Penn Virginia Resource Partners, L.P.

 

Five Radnor Corporate Center, Suite 500, 100 Matsonford Road, Radnor, PA 19087

 

FOR IMMEDIATE RELEASE

 

Contact: Stephen R. Milbourne
   Director - Investor Relations
   Phone: 610-975-8204
   E-Mail: invest@pvrpartners.com

PVR PARTNERS PRICES UPSIZED PRIVATE PLACEMENT OF $600

MILLION SENIOR NOTES

RADNOR, PA – May 11, 2012 . . . Penn Virginia Resource Partners, L.P. (NYSE: PVR) (“PVR”) today announced the pricing of its private placement of $600 million aggregate principal amount of senior notes due 2020 (the “Notes”). The offering of the Notes has been upsized from $450 million to $600 million. The Notes were priced at 100% of the principal amount and will bear interest at a rate of 8.375% per year. The sale of the Notes is expected to close on May 17, 2012. The Notes will be fully and unconditionally guaranteed by PVR’s existing and future domestic subsidiaries, subject to certain exceptions. PVR intends to use up to $220 million of the net proceeds from the offering to fund a portion of the purchase price for its previously announced pending acquisition of Chief Gathering LLC and the remainder of the net proceeds to repay a portion of the borrowings outstanding under PVR’s revolving credit facility.

This press release shall not constitute an offer to sell, or the solicitation of an offer to buy, any securities, nor shall there be any sale of these securities in any state in which such offer, solicitation or sale would be unlawful prior to registration or qualification under the securities laws of any state.
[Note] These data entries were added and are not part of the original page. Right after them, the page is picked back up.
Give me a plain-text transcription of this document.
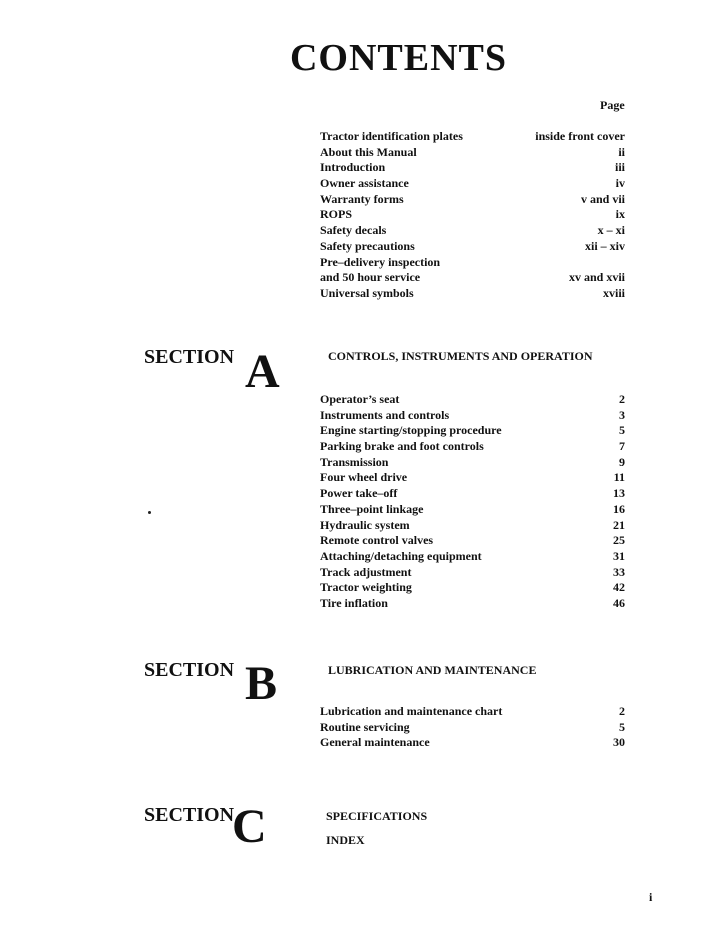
CONTENTS
Page
Tractor identification plates	inside front cover
About this Manual	ii
Introduction	iii
Owner assistance	iv
Warranty forms	v and vii
ROPS	ix
Safety decals	x – xi
Safety precautions	xii – xiv
Pre–delivery inspection
and 50 hour service	xv and xvii
Universal symbols	xviii
SECTION A	CONTROLS, INSTRUMENTS AND OPERATION
Operator’s seat	2
Instruments and controls	3
Engine starting/stopping procedure	5
Parking brake and foot controls	7
Transmission	9
Four wheel drive	11
Power take–off	13
Three–point linkage	16
Hydraulic system	21
Remote control valves	25
Attaching/detaching equipment	31
Track adjustment	33
Tractor weighting	42
Tire inflation	46
SECTION B	LUBRICATION AND MAINTENANCE
Lubrication and maintenance chart	2
Routine servicing	5
General maintenance	30
SECTION
C	SPECIFICATIONS
INDEX
i
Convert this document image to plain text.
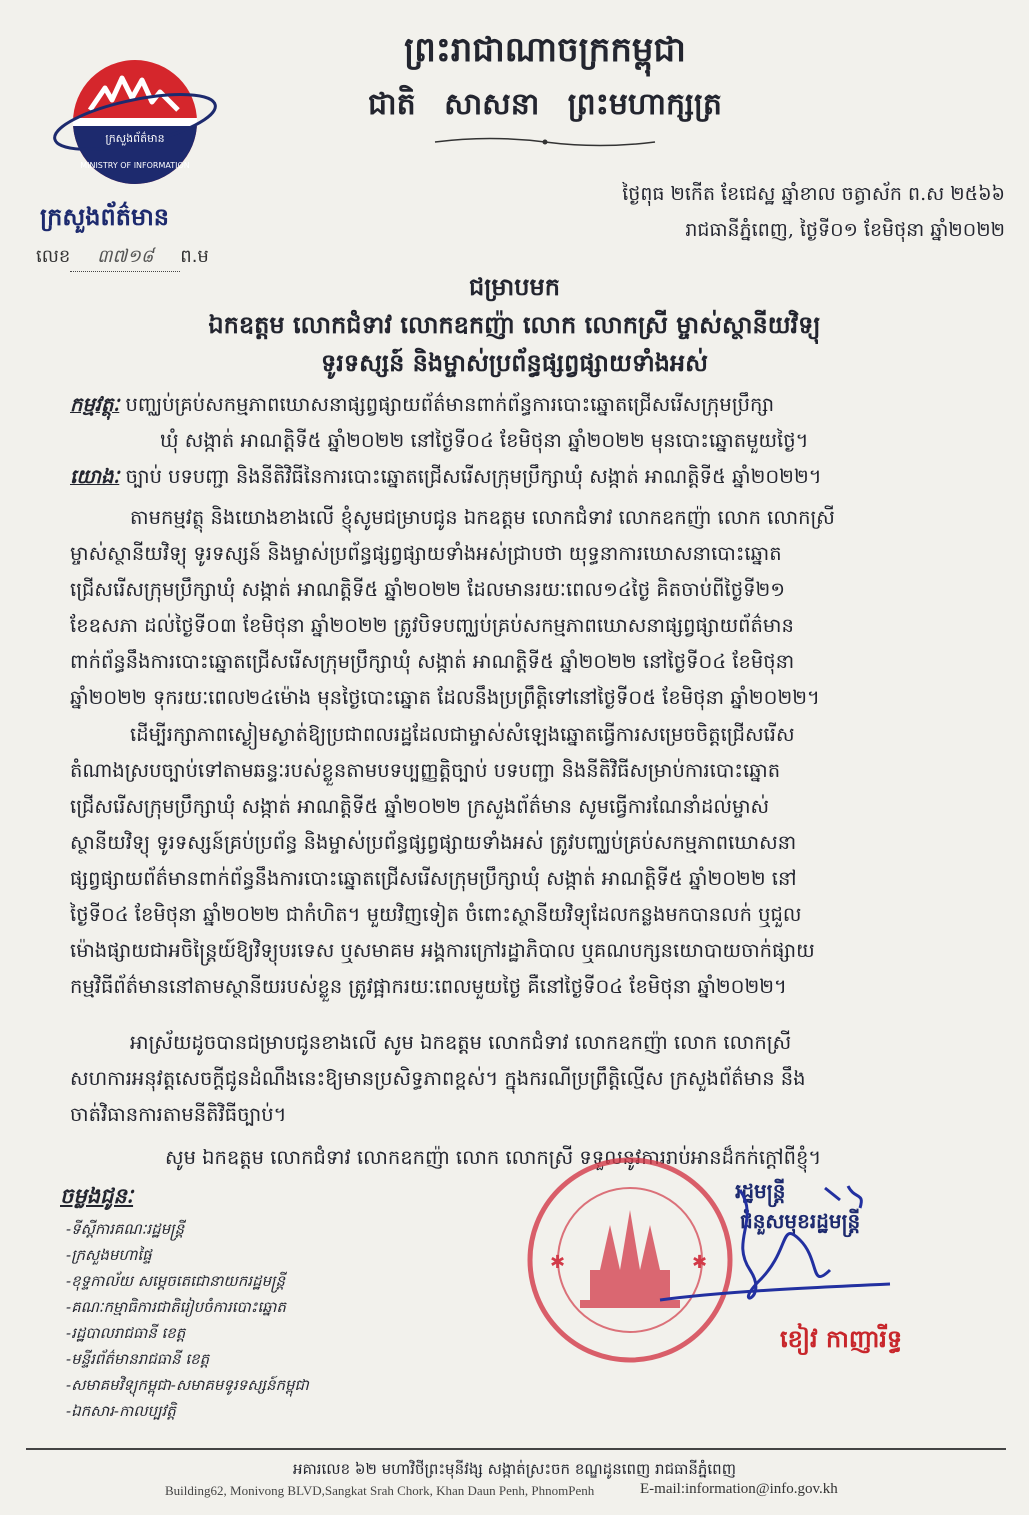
ព្រះរាជាណាចក្រកម្ពុជា
ជាតិ សាសនា ព្រះមហាក្សត្រ
ក្រសួងព័ត៌មាន
MINISTRY OF INFORMATION
ក្រសួងព័ត៌មាន
លេខ ៣៧១៨ ព.ម
ថ្ងៃពុធ ២កើត ខែជេស្ឋ ឆ្នាំខាល ចត្វាស័ក ព.ស ២៥៦៦
រាជធានីភ្នំពេញ, ថ្ងៃទី០១ ខែមិថុនា ឆ្នាំ២០២២
ជម្រាបមក
ឯកឧត្តម លោកជំទាវ លោកឧកញ៉ា លោក លោកស្រី ម្ចាស់ស្ថានីយវិទ្យុ
ទូរទស្សន៍ និងម្ចាស់ប្រព័ន្ធផ្សព្វផ្សាយទាំងអស់
កម្មវត្ថុៈ បញ្ឈប់គ្រប់សកម្មភាពឃោសនាផ្សព្វផ្សាយព័ត៌មានពាក់ព័ន្ធការបោះឆ្នោតជ្រើសរើសក្រុមប្រឹក្សា
ឃុំ សង្កាត់ អាណត្តិទី៥ ឆ្នាំ២០២២ នៅថ្ងៃទី០៤ ខែមិថុនា ឆ្នាំ២០២២ មុនបោះឆ្នោតមួយថ្ងៃ។
យោងៈ ច្បាប់ បទបញ្ជា និងនីតិវិធីនៃការបោះឆ្នោតជ្រើសរើសក្រុមប្រឹក្សាឃុំ សង្កាត់ អាណត្តិទី៥ ឆ្នាំ២០២២។
តាមកម្មវត្ថុ និងយោងខាងលើ ខ្ញុំសូមជម្រាបជូន ឯកឧត្តម លោកជំទាវ លោកឧកញ៉ា លោក លោកស្រី
ម្ចាស់ស្ថានីយវិទ្យុ ទូរទស្សន៍ និងម្ចាស់ប្រព័ន្ធផ្សព្វផ្សាយទាំងអស់ជ្រាបថា យុទ្ធនាការឃោសនាបោះឆ្នោត
ជ្រើសរើសក្រុមប្រឹក្សាឃុំ សង្កាត់ អាណត្តិទី៥ ឆ្នាំ២០២២ ដែលមានរយៈពេល១៤ថ្ងៃ គិតចាប់ពីថ្ងៃទី២១
ខែឧសភា ដល់ថ្ងៃទី០៣ ខែមិថុនា ឆ្នាំ២០២២ ត្រូវបិទបញ្ឈប់គ្រប់សកម្មភាពឃោសនាផ្សព្វផ្សាយព័ត៌មាន
ពាក់ព័ន្ធនឹងការបោះឆ្នោតជ្រើសរើសក្រុមប្រឹក្សាឃុំ សង្កាត់ អាណត្តិទី៥ ឆ្នាំ២០២២ នៅថ្ងៃទី០៤ ខែមិថុនា
ឆ្នាំ២០២២ ទុករយៈពេល២៤ម៉ោង មុនថ្ងៃបោះឆ្នោត ដែលនឹងប្រព្រឹត្តិទៅនៅថ្ងៃទី០៥ ខែមិថុនា ឆ្នាំ២០២២។
ដើម្បីរក្សាភាពស្ងៀមស្ងាត់ឱ្យប្រជាពលរដ្ឋដែលជាម្ចាស់សំឡេងឆ្នោតធ្វើការសម្រេចចិត្តជ្រើសរើស
តំណាងស្របច្បាប់ទៅតាមឆន្ទៈរបស់ខ្លួនតាមបទប្បញ្ញត្តិច្បាប់ បទបញ្ជា និងនីតិវិធីសម្រាប់ការបោះឆ្នោត
ជ្រើសរើសក្រុមប្រឹក្សាឃុំ សង្កាត់ អាណត្តិទី៥ ឆ្នាំ២០២២ ក្រសួងព័ត៌មាន សូមធ្វើការណែនាំដល់ម្ចាស់
ស្ថានីយវិទ្យុ ទូរទស្សន៍គ្រប់ប្រព័ន្ធ និងម្ចាស់ប្រព័ន្ធផ្សព្វផ្សាយទាំងអស់ ត្រូវបញ្ឈប់គ្រប់សកម្មភាពឃោសនា
ផ្សព្វផ្សាយព័ត៌មានពាក់ព័ន្ធនឹងការបោះឆ្នោតជ្រើសរើសក្រុមប្រឹក្សាឃុំ សង្កាត់ អាណត្តិទី៥ ឆ្នាំ២០២២ នៅ
ថ្ងៃទី០៤ ខែមិថុនា ឆ្នាំ២០២២ ជាកំហិត។ មួយវិញទៀត ចំពោះស្ថានីយវិទ្យុដែលកន្លងមកបានលក់ ឬជួល
ម៉ោងផ្សាយជាអចិន្ត្រៃយ៍ឱ្យវិទ្យុបរទេស ឬសមាគម អង្គការក្រៅរដ្ឋាភិបាល ឬគណបក្សនយោបាយចាក់ផ្សាយ
កម្មវិធីព័ត៌មាននៅតាមស្ថានីយរបស់ខ្លួន ត្រូវផ្អាករយៈពេលមួយថ្ងៃ គឺនៅថ្ងៃទី០៤ ខែមិថុនា ឆ្នាំ២០២២។
អាស្រ័យដូចបានជម្រាបជូនខាងលើ សូម ឯកឧត្តម លោកជំទាវ លោកឧកញ៉ា លោក លោកស្រី
សហការអនុវត្តសេចក្តីជូនដំណឹងនេះឱ្យមានប្រសិទ្ធភាពខ្ពស់។ ក្នុងករណីប្រព្រឹត្តិល្មើស ក្រសួងព័ត៌មាន នឹង
ចាត់វិធានការតាមនីតិវិធីច្បាប់។
សូម ឯកឧត្តម លោកជំទាវ លោកឧកញ៉ា លោក លោកស្រី ទទួលនូវការរាប់អានដ៏កក់ក្តៅពីខ្ញុំ។
✱	✱
រដ្ឋមន្ត្រី
ជំនួសមុខរដ្ឋមន្ត្រី
ខៀវ កាញារីទ្ធ
ចម្លងជូនៈ
-ទីស្តីការគណៈរដ្ឋមន្ត្រី
-ក្រសួងមហាផ្ទៃ
-ខុទ្ទកាល័យ សម្តេចតេជោនាយករដ្ឋមន្ត្រី
-គណៈកម្មាធិការជាតិរៀបចំការបោះឆ្នោត
-រដ្ឋបាលរាជធានី ខេត្ត
-មន្ទីរព័ត៌មានរាជធានី ខេត្ត
-សមាគមវិទ្យុកម្ពុជា-សមាគមទូរទស្សន៍កម្ពុជា
-ឯកសារ-កាលប្បវត្តិ
អគារលេខ ៦២ មហាវិថីព្រះមុនីវង្ស សង្កាត់ស្រះចក ខណ្ឌដូនពេញ រាជធានីភ្នំពេញ
Building62, Monivong BLVD,Sangkat Srah Chork, Khan Daun Penh, PhnomPenh	E-mail:information@info.gov.kh
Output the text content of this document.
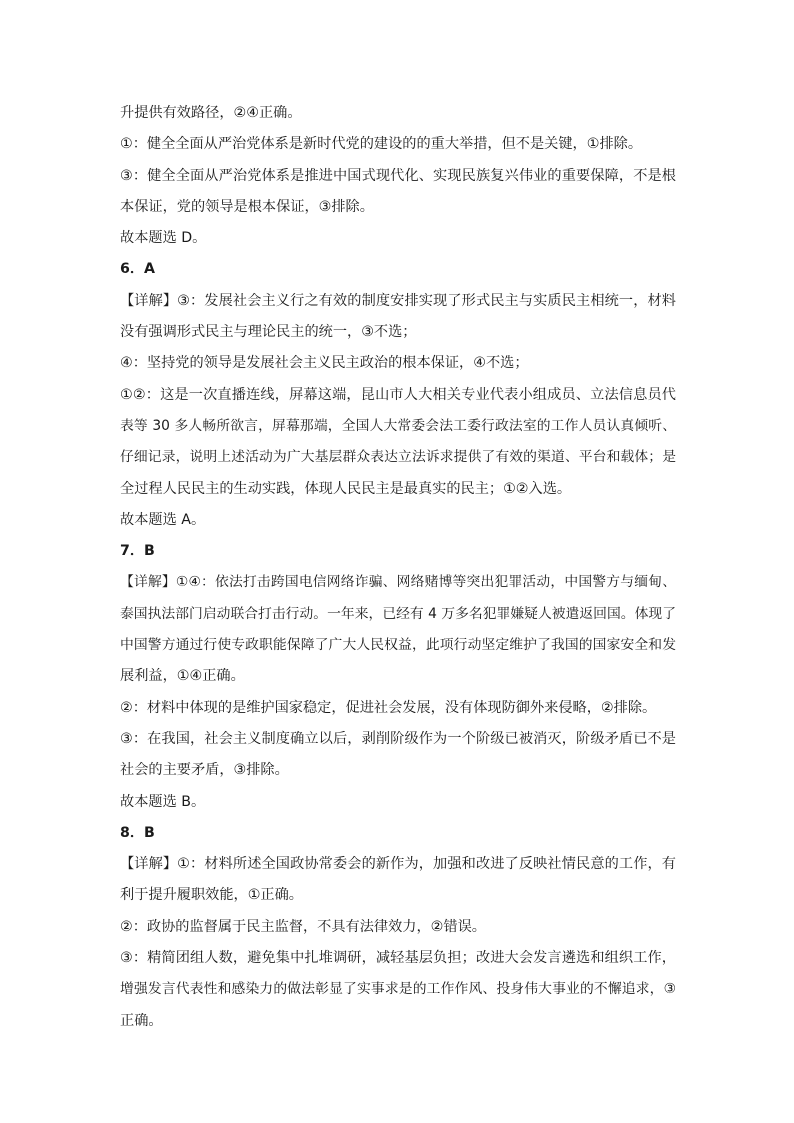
升提供有效路径，②④正确。
①：健全全面从严治党体系是新时代党的建设的的重大举措，但不是关键，①排除。
③：健全全面从严治党体系是推进中国式现代化、实现民族复兴伟业的重要保障，不是根
本保证，党的领导是根本保证，③排除。
故本题选 D。
6．A
【详解】③：发展社会主义行之有效的制度安排实现了形式民主与实质民主相统一，材料
没有强调形式民主与理论民主的统一，③不选；
④：坚持党的领导是发展社会主义民主政治的根本保证，④不选；
①②：这是一次直播连线，屏幕这端，昆山市人大相关专业代表小组成员、立法信息员代
表等 30 多人畅所欲言，屏幕那端，全国人大常委会法工委行政法室的工作人员认真倾听、
仔细记录，说明上述活动为广大基层群众表达立法诉求提供了有效的渠道、平台和载体；是
全过程人民民主的生动实践，体现人民民主是最真实的民主；①②入选。
故本题选 A。
7．B
【详解】①④：依法打击跨国电信网络诈骗、网络赌博等突出犯罪活动，中国警方与缅甸、
泰国执法部门启动联合打击行动。一年来，已经有 4 万多名犯罪嫌疑人被遣返回国。体现了
中国警方通过行使专政职能保障了广大人民权益，此项行动坚定维护了我国的国家安全和发
展利益，①④正确。
②：材料中体现的是维护国家稳定，促进社会发展，没有体现防御外来侵略，②排除。
③：在我国，社会主义制度确立以后，剥削阶级作为一个阶级已被消灭，阶级矛盾已不是
社会的主要矛盾，③排除。
故本题选 B。
8．B
【详解】①：材料所述全国政协常委会的新作为，加强和改进了反映社情民意的工作，有
利于提升履职效能，①正确。
②：政协的监督属于民主监督，不具有法律效力，②错误。
③：精简团组人数，避免集中扎堆调研，减轻基层负担；改进大会发言遴选和组织工作，
增强发言代表性和感染力的做法彰显了实事求是的工作作风、投身伟大事业的不懈追求，③
正确。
Any offers of the Notes will be made only by means of a private offering memorandum.

The Notes and related guarantees are being offered and sold only to qualified institutional buyers pursuant to Rule 144A under the Securities Act of 1933, as amended (the “Securities Act”), and to persons outside the United States pursuant to Regulation S under the Securities Act.

These securities will not be registered under the Securities Act or any state securities laws, and unless so registered, may not be offered or sold in the United States except pursuant to an exemption from the registration requirements of the Securities Act and applicable state securities laws or blue sky laws and foreign securities laws.